Autor | |
Gatunek | historyczne |
Forma | proza |
Data dodania | 2020-05-16 |
Poprawność językowa | |
Poziom literacki | |
Wyświetleń | 1163 |
Na nasz pokład wszedł naburmuszony locman i wydał rozkaz: *Kotwica do góry!*. Kiedy z baku zameldowano, że jest już podniesiona, locman ustawił prędkość na *małą naprzód*, a *Elton* zasapał i powoli ruszył do falochronów, zabezpieczających wejście do rzeki. Facet przechadzał się w milczeniu po mostku, kurząc fajkę i od czasu do czasu spluwając za burtę. To było dziwnie zastanawiające zachowanie, gdyż locmani zawsze byłi chętni do rozmów, nowinek i morskich opowieści. Jego rozkazy dla sternika były ostre, urwane.

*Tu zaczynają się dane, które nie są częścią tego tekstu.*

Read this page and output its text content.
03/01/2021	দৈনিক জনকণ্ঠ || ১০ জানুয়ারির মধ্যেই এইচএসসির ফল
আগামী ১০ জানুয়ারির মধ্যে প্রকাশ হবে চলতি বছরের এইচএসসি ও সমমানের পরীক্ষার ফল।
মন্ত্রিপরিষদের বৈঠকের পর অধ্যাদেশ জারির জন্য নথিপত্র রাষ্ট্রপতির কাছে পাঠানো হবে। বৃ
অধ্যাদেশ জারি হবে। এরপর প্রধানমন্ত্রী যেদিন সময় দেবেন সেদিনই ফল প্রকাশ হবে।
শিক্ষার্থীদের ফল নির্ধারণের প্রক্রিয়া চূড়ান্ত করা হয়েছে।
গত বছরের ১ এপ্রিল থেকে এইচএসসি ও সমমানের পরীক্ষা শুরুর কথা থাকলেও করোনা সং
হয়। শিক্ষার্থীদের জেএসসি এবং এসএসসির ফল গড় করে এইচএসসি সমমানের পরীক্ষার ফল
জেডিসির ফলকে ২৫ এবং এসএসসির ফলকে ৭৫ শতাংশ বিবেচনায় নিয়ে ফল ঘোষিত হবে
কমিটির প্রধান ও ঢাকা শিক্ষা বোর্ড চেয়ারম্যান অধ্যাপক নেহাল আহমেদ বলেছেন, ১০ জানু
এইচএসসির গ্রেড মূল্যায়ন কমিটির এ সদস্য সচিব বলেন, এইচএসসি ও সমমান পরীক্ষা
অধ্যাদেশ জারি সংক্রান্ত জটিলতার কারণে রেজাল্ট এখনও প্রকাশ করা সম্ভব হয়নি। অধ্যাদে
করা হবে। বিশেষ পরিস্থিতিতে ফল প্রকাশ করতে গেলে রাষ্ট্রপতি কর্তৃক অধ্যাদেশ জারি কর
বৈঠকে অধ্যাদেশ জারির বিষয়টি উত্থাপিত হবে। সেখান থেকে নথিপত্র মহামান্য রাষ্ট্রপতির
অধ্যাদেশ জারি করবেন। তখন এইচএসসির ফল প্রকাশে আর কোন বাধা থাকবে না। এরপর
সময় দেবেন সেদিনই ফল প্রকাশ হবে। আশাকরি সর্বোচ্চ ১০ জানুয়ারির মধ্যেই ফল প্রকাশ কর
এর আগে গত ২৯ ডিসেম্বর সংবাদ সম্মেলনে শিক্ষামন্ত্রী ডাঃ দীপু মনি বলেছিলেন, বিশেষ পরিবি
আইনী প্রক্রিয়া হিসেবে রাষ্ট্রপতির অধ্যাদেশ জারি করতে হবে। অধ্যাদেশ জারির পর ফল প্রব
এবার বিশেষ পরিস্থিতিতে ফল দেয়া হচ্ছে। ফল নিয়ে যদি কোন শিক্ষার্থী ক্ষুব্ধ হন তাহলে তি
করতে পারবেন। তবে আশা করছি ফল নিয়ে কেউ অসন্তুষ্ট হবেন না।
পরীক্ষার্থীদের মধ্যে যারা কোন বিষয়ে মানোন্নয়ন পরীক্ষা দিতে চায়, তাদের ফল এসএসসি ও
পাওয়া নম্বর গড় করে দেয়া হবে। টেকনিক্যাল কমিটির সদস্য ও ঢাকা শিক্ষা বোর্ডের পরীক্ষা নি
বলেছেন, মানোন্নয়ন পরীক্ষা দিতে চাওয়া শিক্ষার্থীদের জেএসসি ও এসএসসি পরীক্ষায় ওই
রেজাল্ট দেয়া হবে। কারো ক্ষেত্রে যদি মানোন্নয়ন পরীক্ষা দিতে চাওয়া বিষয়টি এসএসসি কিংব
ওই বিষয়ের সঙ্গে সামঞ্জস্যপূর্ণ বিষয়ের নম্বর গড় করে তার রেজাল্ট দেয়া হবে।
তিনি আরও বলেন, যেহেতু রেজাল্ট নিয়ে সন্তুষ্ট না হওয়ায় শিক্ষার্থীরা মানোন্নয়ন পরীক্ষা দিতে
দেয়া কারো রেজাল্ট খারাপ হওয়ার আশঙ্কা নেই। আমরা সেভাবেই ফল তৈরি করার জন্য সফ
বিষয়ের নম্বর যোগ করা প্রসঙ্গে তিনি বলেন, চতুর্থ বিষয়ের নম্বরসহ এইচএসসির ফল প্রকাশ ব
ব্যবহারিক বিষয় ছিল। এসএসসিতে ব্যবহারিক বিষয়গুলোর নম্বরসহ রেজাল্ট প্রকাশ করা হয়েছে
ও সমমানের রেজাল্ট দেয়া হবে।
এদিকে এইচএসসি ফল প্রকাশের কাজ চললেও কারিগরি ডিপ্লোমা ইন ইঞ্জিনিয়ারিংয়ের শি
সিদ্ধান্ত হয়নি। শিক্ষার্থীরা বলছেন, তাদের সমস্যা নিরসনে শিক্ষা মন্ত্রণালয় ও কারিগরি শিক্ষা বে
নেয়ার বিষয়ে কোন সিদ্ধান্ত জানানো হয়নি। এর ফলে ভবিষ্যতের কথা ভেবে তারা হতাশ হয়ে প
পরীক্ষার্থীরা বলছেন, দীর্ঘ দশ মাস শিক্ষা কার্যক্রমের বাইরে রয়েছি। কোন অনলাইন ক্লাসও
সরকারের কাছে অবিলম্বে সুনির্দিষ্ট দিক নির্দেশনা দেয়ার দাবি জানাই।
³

- Ożeż w mordę! Patrz tylko! - raptem cicho do mnie powiedział kapitan. - Nie płyniemy w prawo, a na lewo!
Odwróciłem się i zza zakrętu ujrzałem złowieszczy obraz. Wzdłuż całego nabrzeża stały ciasno, jeden przy drugim, jasno-kuliste korpusy okrętów wojennych: stawiacze min, łodzie podwodne, trałowce, patrolowce. Złowrogie bandery Trzeciej Rzeszy z podobną do pająka swastyką łopotały na dziobowych flagsztokach, przy których zastygli niemieccy wachtowi.
- Do diabła! - zaklął kapitan. - Będziemy musieli oddać im honory! Zgodnie z morskim prawem.
Zagwizdałem, a nasz dyżurny marynarz pobiegł na rufę i tam na drugi mój gwizdek do połowy opuścił banderę *Eltona*. Niechętnie i bardzo powoli na wszystkich okrętach hitlerowskich po kolei opuszczano swastyki. Mijaliśmy ich bardzo blisko. Mogłem obserwować twarze kolejnej załogi i oficerów, przyglądających się przepływającemu radzieckiemu statkowi. I tylko na nielicznych z nich można było odczytać coś, co przypominałoby zaciekawienie czy cień przyjaźni.
- Co to za parada? - spytał kapitan niemieckiego locmana, kiedy już minęliśmy ich okręty wojenne.
Ten tylko wzruszył ramionami. Oczywiście, coś o tym musiał wiedzieć, ale mówić nie chciał, a być może nie miał odwagi.
- Jak to na wojnie, kapitanie. Wolno naprzód! - rzucił rozkaz i przeszedł na drugie skrzydło mostku, całym sobą dając do zrozumienia, że nie ma ochoty kontynuować tej rozmowy.
- Po co te okręty tutaj zgromadzono? - wymamrotał kapitan. - Przeciwko komu?
Nasz parowiec wolno szedł w górę kanału. Z rzadka po drodze spotykaliśmy zakamuflowane farbami, całe w panterkę statki handlowe. Na ich pokładach jakieś działa, przykryte brezentem, i masa rozrechotanych żołnierzy Kriegsmarine. Na widok *Eltona* wszyscy oni przechodzą na najbliższą nas burtę, żywo gestykulując i coś do nas pokrzykując. Ale co - zrozumieć się nie da ze względu na odległość między nami. Chyba są to jakieś z nas kpiny i śmichy-chichy, bo za każdym razem rozlega się salwa wesołości. Locman jest coraz bardziej pochmurny. Wreszcie wpływamy do portu. Cały jest zapchany wagonami z transportem wojennym, Wermachtem, specjalnym bagażem w skrzyniach i wojenną aprowizacją ot, tak tylko upchaną wprost pod wojskowym brezentem.